Durante la segunda mitad de 2016, las autoridades de Ankara iniciaron un rápido y sorprendente acercamiento hacia el Kremlin. El cambio de rumbo de la política turca se debía, al menos aparentemente, a un episodio que los occidentales optaron por ocultar: la ayuda prestada por los servicios de inteligencia rusos al presidente Erdogan durante la intentona golpista del 15 de julio de aquel año, protagonizada por varias unidades del ejército, apoyadas por facciones de la policía nacional turca.
La información de última hora facilitada por la inteligencia militar rusa sirvió para frustrar el golpe y salvar la vida del mandatario turco. Un Erdogan crecido y agradecido dirigió su afable mirada hacia el Kremlin.
Rusia acababa de ganar un aliado; se trataba nada más y nada menos que del presidente de uno de los baluartes de la Alianza Atlántica en la región, del país que albergaba el mayor depósito de ogivas nucleares estadounidenses ubicado en los confines con la antigua URSS. La luna de miel entre Moscú y Ankara se tradujo en la firma de numerosos acuerdos de cooperación cultural, comercial y tecnológica, aunque también en la adquisición por parte de Turquía de los sofisticados sistemas de defensa antiaérea S–400 rusos, capaces de localizar y derribar los rápidos cazas de… la OTAN.

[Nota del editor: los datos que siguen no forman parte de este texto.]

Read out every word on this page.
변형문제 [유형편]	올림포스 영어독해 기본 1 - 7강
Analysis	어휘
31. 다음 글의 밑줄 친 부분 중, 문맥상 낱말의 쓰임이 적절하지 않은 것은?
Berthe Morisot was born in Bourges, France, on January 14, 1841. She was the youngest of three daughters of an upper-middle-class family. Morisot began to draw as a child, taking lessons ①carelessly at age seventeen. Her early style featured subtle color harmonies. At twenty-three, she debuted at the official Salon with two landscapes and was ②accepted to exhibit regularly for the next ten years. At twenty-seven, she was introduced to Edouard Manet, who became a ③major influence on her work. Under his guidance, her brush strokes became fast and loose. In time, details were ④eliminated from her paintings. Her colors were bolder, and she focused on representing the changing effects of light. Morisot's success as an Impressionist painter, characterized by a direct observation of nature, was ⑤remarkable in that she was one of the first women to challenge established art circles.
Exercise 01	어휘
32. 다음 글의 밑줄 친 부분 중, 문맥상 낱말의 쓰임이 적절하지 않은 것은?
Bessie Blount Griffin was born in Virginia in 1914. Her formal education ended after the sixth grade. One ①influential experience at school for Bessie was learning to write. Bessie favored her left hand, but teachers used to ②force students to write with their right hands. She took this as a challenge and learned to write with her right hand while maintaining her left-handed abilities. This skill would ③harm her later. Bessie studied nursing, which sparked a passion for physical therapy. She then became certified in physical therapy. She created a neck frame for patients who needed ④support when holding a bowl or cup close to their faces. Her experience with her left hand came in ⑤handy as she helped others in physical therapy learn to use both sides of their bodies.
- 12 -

Pero los tiempos cambian. En los últimos doce meses, Turquía se ha convertido en el mayor obstáculo para la expansión del poderío ruso tanto en la región mediterránea y Oriente Medio como en el Mar Negro, un «lago» en los mapas de los sultanes de Constantinopla. Los dos Estados han acumulado una serie de desacuerdos en los teatros de combate de Siria y Libia, así como en el conflicto que tiene por escenario el enclave de Nagorno Karabaj.
Los turcos no permitieron el aniquilamiento de la oposición siria, ansiado por Moscú. Por su parte, el Kremlin ha dejado claro a Ankara que su presencia e involucramiento en el conflicto del Cáucaso constituye una intromisión en la zona de influencia de Rusia.
Por su parte, las autoridades de Ankara no disimulan su malestar por el acercamiento de Moscú a las agrupaciones armadas kurdas de Siria o por el empecinamiento del Kremlin a la hora de exigir que sus vecinos reconozcan la soberanía de Rusia sobre la península de Crimea.
¿Crimea? Ese antiguo feudo greco bizantino cuya economía estaba regentada por comerciantes otomanos. Esa tierra habitada por tártaros, hermanos de sangre de las tribus turcomanas. Renunciar a Crimea presupone abandonar parte del legado del Imperio Otomano.
Sin embargo, las diferencias políticas, los roces, como se empeñan en llamarlas los diplomáticos, no impiden que Moscú y Ankara mantengan excelentes relaciones económicas. Los proyectos de gaseoductos Blue Stream y Turkish Stream, así como la central nuclear de Akkuyu, edificada por técnicos rusos, se han convertido en una especie de amortiguador que protege los lazos entre los dos países. La cooperación va viento en popa.
Con el paso del tiempo los gobernantes de ambos países aprendieron a dialogar, a dividir las trabas en dos categorías: las problemáticas, que podrían desembocar en la confrontación ¿bélica? y las mutualmente aceptables, que se solucionan mediante la cooperación. Ambos países entienden que el diálogo es necesario, ya que la congelación de las relaciones no conducirá a nada bueno.
En definitiva, Moscú y Ankara tratan de emular el ejemplo de los zares y los sultanes otomanos, acostumbrados a apostar por la convivencia durante los períodos de calma entre… dos conflictos.